Sitting with Uncertainty
The phrase “life is full of uncertainty” probably is not unfamiliar to you. We all know life throws the good, the bad, and the chaotic at us in any which way it pleases and whenever it pleases. The reality of our existence is that things can change every day. Tolerating uncertainty, however, is not exactly a walk in the park and often leaves us with feelings of anxiety and helplessness.
People often vary in their ability to tolerate feelings of uncertainty. Many go to different extents to avoid uncertainty and the anxiety that comes with it, with the most common being worry behavior. Worry behavior is our brain’s way of telling us that in order to get away from uncertainty we can try to eliminate it by mentally analyzing the situation we are uncertain about. We believe that by being able to identify the worst possible outcome or any situation we could imagine happening, we can better prepare ourselves for when it hits. When you come up with that answer, it temporarily alleviates the anxiety in a form of short-term avoidance. As soon as the uncertainty returns, however, we are left with that response to once again avoid discomfort through analyzing, reassurance seeking, procrastination, and other vices that once again, only momentarily relieve the discomfort.
We can view this fear of uncertainty from an evolutionary perspective. Our brains are constantly trying to predict what will happen next, allowing it to prepare the body and mind in the most effective way possible. If facing a predator or seeking nourishment, we have to be able to plan ahead or the outcome could be deadly. A survival mechanism could be avoiding the uncertainty altogether or putting the brain and body in a state of fight or flight that is ready to respond to the situation. In that sense, treating any unknowns as a possible threat to survival would have been adaptive, also generating the hyperarousal and hypervigilance response we’ve become familiar with as worry. As we’ve evolved, we found this familiar fear rooted in early childhood anxieties and a need for physical and emotional safety, which forms at the very beginning of life and continues into adulthood.

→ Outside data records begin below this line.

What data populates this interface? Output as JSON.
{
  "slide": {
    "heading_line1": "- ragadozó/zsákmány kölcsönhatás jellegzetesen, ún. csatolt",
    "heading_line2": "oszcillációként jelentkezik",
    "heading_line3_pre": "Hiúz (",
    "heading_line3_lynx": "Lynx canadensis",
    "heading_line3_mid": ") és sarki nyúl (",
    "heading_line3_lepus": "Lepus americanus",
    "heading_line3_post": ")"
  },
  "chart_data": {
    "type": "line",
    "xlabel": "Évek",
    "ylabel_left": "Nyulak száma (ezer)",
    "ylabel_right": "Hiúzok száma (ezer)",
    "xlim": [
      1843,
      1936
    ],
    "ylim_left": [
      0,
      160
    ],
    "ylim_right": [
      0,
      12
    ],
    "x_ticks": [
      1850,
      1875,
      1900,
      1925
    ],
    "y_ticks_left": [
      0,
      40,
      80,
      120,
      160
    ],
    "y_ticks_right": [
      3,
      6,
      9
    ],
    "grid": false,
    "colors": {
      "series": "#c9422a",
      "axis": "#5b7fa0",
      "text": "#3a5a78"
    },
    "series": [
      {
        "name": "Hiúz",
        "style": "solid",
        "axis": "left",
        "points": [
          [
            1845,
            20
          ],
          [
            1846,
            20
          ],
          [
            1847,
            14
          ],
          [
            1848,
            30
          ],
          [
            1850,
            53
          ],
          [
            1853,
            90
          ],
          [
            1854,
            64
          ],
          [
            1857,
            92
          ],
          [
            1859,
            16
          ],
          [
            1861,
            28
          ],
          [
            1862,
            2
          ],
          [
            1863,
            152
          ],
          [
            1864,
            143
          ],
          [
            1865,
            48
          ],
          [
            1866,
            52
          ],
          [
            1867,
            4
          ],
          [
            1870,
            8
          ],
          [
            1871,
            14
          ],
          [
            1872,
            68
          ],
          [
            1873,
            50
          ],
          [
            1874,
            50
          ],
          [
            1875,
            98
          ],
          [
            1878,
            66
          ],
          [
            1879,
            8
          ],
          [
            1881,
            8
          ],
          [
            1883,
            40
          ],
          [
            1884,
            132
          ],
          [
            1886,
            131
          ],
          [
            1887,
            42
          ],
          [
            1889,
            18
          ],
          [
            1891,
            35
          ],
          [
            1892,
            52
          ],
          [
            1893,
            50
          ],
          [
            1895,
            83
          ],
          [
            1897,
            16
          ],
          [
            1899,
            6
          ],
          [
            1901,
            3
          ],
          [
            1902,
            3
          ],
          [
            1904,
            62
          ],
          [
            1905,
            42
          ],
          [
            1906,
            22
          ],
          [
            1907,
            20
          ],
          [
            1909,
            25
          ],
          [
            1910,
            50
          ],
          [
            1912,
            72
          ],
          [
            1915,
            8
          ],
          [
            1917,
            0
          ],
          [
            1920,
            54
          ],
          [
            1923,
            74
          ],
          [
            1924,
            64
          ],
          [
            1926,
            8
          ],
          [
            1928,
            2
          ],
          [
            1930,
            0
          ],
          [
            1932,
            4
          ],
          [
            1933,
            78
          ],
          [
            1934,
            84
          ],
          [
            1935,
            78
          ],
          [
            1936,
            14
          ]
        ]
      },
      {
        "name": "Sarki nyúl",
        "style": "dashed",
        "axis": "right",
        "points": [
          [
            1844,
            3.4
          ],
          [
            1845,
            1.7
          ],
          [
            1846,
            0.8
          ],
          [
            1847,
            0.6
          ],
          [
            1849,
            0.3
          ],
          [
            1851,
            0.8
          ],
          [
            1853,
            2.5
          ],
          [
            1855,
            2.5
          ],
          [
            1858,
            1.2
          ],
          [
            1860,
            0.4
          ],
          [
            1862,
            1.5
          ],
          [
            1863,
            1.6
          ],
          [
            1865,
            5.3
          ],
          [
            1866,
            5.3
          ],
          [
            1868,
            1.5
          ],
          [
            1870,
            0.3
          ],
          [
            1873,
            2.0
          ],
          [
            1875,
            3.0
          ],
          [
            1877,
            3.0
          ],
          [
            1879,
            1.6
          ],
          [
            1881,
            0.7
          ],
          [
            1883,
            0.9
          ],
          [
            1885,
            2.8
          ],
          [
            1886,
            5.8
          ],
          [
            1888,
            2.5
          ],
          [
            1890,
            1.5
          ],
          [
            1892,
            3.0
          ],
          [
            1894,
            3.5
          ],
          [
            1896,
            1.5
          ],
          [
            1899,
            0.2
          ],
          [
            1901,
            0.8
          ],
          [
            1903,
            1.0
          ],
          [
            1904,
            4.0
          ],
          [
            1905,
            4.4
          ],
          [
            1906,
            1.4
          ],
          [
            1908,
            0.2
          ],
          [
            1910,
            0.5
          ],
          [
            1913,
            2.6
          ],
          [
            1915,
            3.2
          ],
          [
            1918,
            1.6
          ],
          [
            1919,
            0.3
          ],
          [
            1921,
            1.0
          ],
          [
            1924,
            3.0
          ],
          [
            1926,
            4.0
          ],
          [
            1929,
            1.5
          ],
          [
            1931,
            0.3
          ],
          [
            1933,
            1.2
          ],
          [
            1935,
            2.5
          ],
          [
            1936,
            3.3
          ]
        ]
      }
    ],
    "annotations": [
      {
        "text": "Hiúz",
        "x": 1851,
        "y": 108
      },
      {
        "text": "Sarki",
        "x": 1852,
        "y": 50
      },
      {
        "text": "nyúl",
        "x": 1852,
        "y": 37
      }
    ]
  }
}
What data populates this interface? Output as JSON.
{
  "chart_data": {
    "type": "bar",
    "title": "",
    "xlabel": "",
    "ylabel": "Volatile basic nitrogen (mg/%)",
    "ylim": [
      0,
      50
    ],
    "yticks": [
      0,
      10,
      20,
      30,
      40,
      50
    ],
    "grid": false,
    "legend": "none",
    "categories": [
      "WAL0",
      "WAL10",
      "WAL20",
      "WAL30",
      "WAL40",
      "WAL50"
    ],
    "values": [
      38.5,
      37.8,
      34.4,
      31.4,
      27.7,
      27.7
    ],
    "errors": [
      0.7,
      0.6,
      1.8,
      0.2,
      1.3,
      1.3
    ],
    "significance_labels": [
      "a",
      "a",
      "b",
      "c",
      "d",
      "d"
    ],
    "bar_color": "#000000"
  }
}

So how do we manage these feelings of uncertainty? The solution, unfortunately, is to find ways to sit with the uncertainty (simple, but not so easy). It’s leaving questions and scenarios unanswered, unresolved, and ultimately, uncertain. The more we allow ourselves to engage in this type of discomfort, the more our brains learn to tolerate uncertainty. There are a few ways to go about this. We can identify discomfort as a somatic response in our bodies through practices of mindfulness, noting it is the brain’s way of protecting us from a perceived threat. We can practice mental grounding by labeling what is in and out of our control in the situation and challenging ourselves to sit with the discomfort of what we cannot control. Most importantly, it is important to engage with compassion, affirming the difficulty and validation of the fear you are feeling no matter the threat of the situation. It is the practice of reframing uncertainty as normal and labeling it as okay. It is important to remind ourselves that discomfort of uncertainty is completely normal, despite how isolating it can feel.
It is impossible to avoid uncertainty. The reality is we are all vulnerable to hurt and pain. Our bodies are geared to fear the discomfort of uncertainty, but learning to get in touch with that response and sit with the discomfort is the best way to bring the control we are so searching for back to us- even if it doesn’t quite feel that way. Let’s get more comfortable with being uncomfortable.